Kemudian Yesus berangkat dari situ dan tiba di tempat asal-Nya, sedang murid-murid-Nya mengikuti Dia. Pada hari Sabat Ia mulai mengajar di rumah ibadat dan jemaat yang besar takjub ketika mendengar Dia dan mereka berkata: “Dari mana diperoleh-Nya semuanya itu? Hikmat apa pulakah yang diberikan kepada-Nya? Dan mujizat-mujizat yang demikian bagaimanakah dapat diadakan oleh tangan-Nya? Bukankah Ia ini tukang kayu, anak Maria, saudara Yakobus, Yoses, Yudas dan Simon? Dan bukankah saudara-saudara-Nya yang perempuan ada bersama kita?”
Lalu mereka kecewa dan menolak Dia. Maka Yesus berkata kepada mereka: “Seorang nabi dihormati di mana-mana kecuali di tempat asalnya sendiri, di antara kaum keluarganya dan di rumahnya.”
Ia tidak dapat mengadakan satu mujizatpun di sana, kecuali menyembuhkan beberapa orang sakit dengan meletakkan tangan-Nya atas mereka. Ia merasa heran atas ketidakpercayaan mereka. Lalu Yesus berjalan keliling dari desa ke desa sambil mengajar. (Markus 6: 1-6).

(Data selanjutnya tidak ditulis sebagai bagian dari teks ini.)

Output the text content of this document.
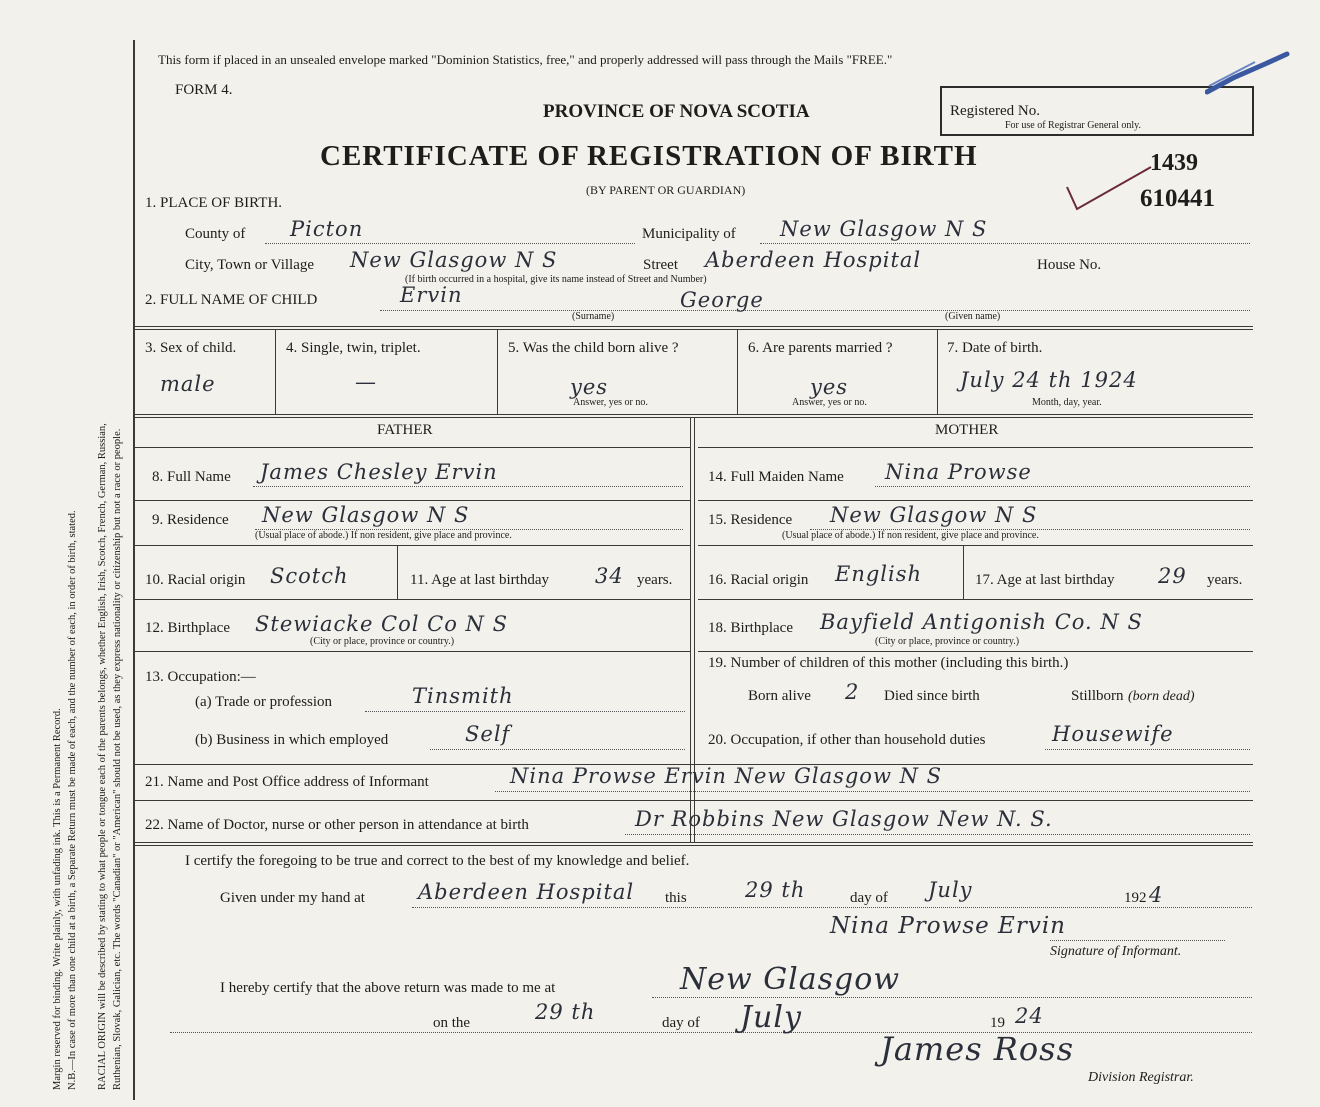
Margin reserved for binding. Write plainly, with unfading ink. This is a Permanent Record. N.B.—In case of more than one child at a birth, a Separate Return must be made of each, and the number of each, in order of birth, stated. RACIAL ORIGIN will be described by stating to what people or tongue each of the parents belongs, whether English, Irish, Scotch, French, German, Russian, Ruthenian, Slovak, Galician, etc. The words "Canadian" or "American" should not be used, as they express nationality or citizenship but not a race or people.
This form if placed in an unsealed envelope marked "Dominion Statistics, free," and properly addressed will pass through the Mails "FREE."
FORM 4.
PROVINCE OF NOVA SCOTIA
CERTIFICATE OF REGISTRATION OF BIRTH
(BY PARENT OR GUARDIAN)
Registered No.
For use of Registrar General only.
1439
610441
1. PLACE OF BIRTH.
County of Picton	Municipality of New Glasgow N S
City, Town or Village New Glasgow N S	Street Aberdeen Hospital	House No.
(If birth occurred in a hospital, give its name instead of Street and Number)
2. FULL NAME OF CHILD	Ervin	George
(Surname)	(Given name)
3. Sex of child.
male
4. Single, twin, triplet.
—
5. Was the child born alive ?
yes
Answer, yes or no.
6. Are parents married ?
yes
Answer, yes or no.
7. Date of birth.
July 24 th 1924
Month, day, year.
FATHER	MOTHER
8. Full Name James Chesley Ervin
9. Residence New Glasgow N S
(Usual place of abode.) If non resident, give place and province.
10. Racial origin Scotch	11. Age at last birthday 34 years.
12. Birthplace Stewiacke Col Co N S
(City or place, province or country.)
13. Occupation:—
(a) Trade or profession	Tinsmith
(b) Business in which employed	Self
14. Full Maiden Name Nina Prowse
15. Residence New Glasgow N S
(Usual place of abode.) If non resident, give place and province.
16. Racial origin English	17. Age at last birthday 29 years.
18. Birthplace Bayfield Antigonish Co. N S
(City or place, province or country.)
19. Number of children of this mother (including this birth.)
Born alive 2 Died since birth	Stillborn (born dead)
20. Occupation, if other than household duties	Housewife
21. Name and Post Office address of Informant	Nina Prowse Ervin New Glasgow N S
22. Name of Doctor, nurse or other person in attendance at birth	Dr Robbins New Glasgow New N. S.
I certify the foregoing to be true and correct to the best of my knowledge and belief.
Given under my hand at	Aberdeen Hospital this	29 th	day of July	192 4
Nina Prowse Ervin
Signature of Informant.
I hereby certify that the above return was made to me at	New Glasgow
on the	29 th	day of July	19 24
James Ross
Division Registrar.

Oleh: Romo John Tanggul, Paroki Wangkung, Keuskupan Ruteng.
MENGALAMI hidup yang “pahit” karena merasa ditolak oleh orang lain (keluarga, tetangga atau masyarakat) merupakan pengalaman yang menyakitkan dalam hidup seorang (kita). Apalagi kalau penolakan itu terjadi karena ada unsur sikap irihati yang tidak benar dan tidak beralasan.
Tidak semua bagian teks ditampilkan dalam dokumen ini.